Mr Heath's energies, thus far, have been devoted to getting us into Europe; and it is understandable, given the country's hostility to the European venture and the deep Gaullist suspicions of the French, that this should have been so and hitherto he has kept silent, wishing neither to separate himself further from the people he governs nor to alarm unduly the chauvinist French. He cannot keep silent much longer, however; for otherwise, our Commissioners and Couneil members and Brussels bureaucrats will not know what they are supposed to be doing; the House of Commons will become resentful at being kept in the dark; and the condition of the Government and the Conservative Party in the country will further degenerate.

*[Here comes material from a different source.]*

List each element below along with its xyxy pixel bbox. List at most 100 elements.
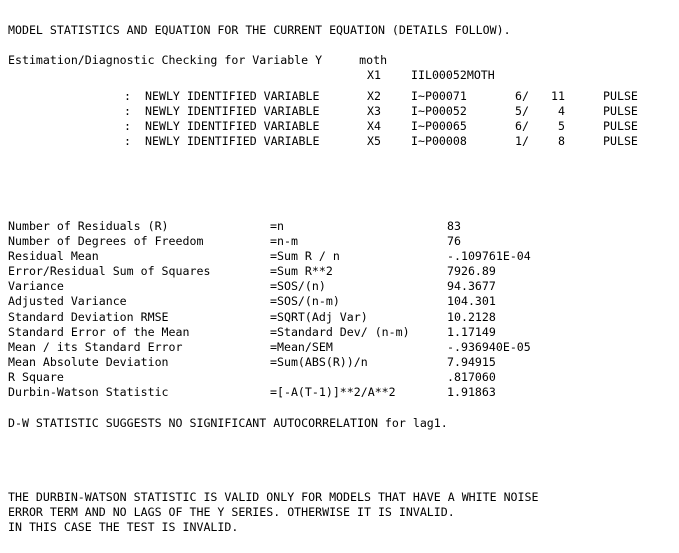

It may be that the Prime Minister's mind is open. Then let him initiate the new debate on what kind of Europe by saying so. It may be that he believes it is possible to conduct a wait and see' policy, keeping open options, and not yet deciding between the Parliamentarians and the bureaucrats, in the finest Wilsonian tradition. Then let the Prime Minister say so. It may be that he has already formed his mind. If so, then it is time he stated it. We do not know — nobody does — whether the European adventure will succeed or end in failure. If it should fail, as is most likely, then the shock could do us some good, and we must trust that the country will have retained sufficient resilience to bounce back. The greater danger is that it will succeed — or not be conceded to have failed. It is, thus, that confidence and vigilance will be required, to see that within Europe as much as possible of our institutions and traditions are preserved, that democratic procedures are not obliterated by bureaucratic ones, and, above all, that our liberties are safeguarded. This task will be unremitting. Those who have been opposed to the European policy cannot contract out of it, and sit around wailing and gnashing their teeth leaving the Eurofanatics with a clear field. At the same time, those advocates of entry, led by the Prime Minister, must declare, in practical terms, what kind of Europe they want and how, pragmatically or otherwise, they propose getting it.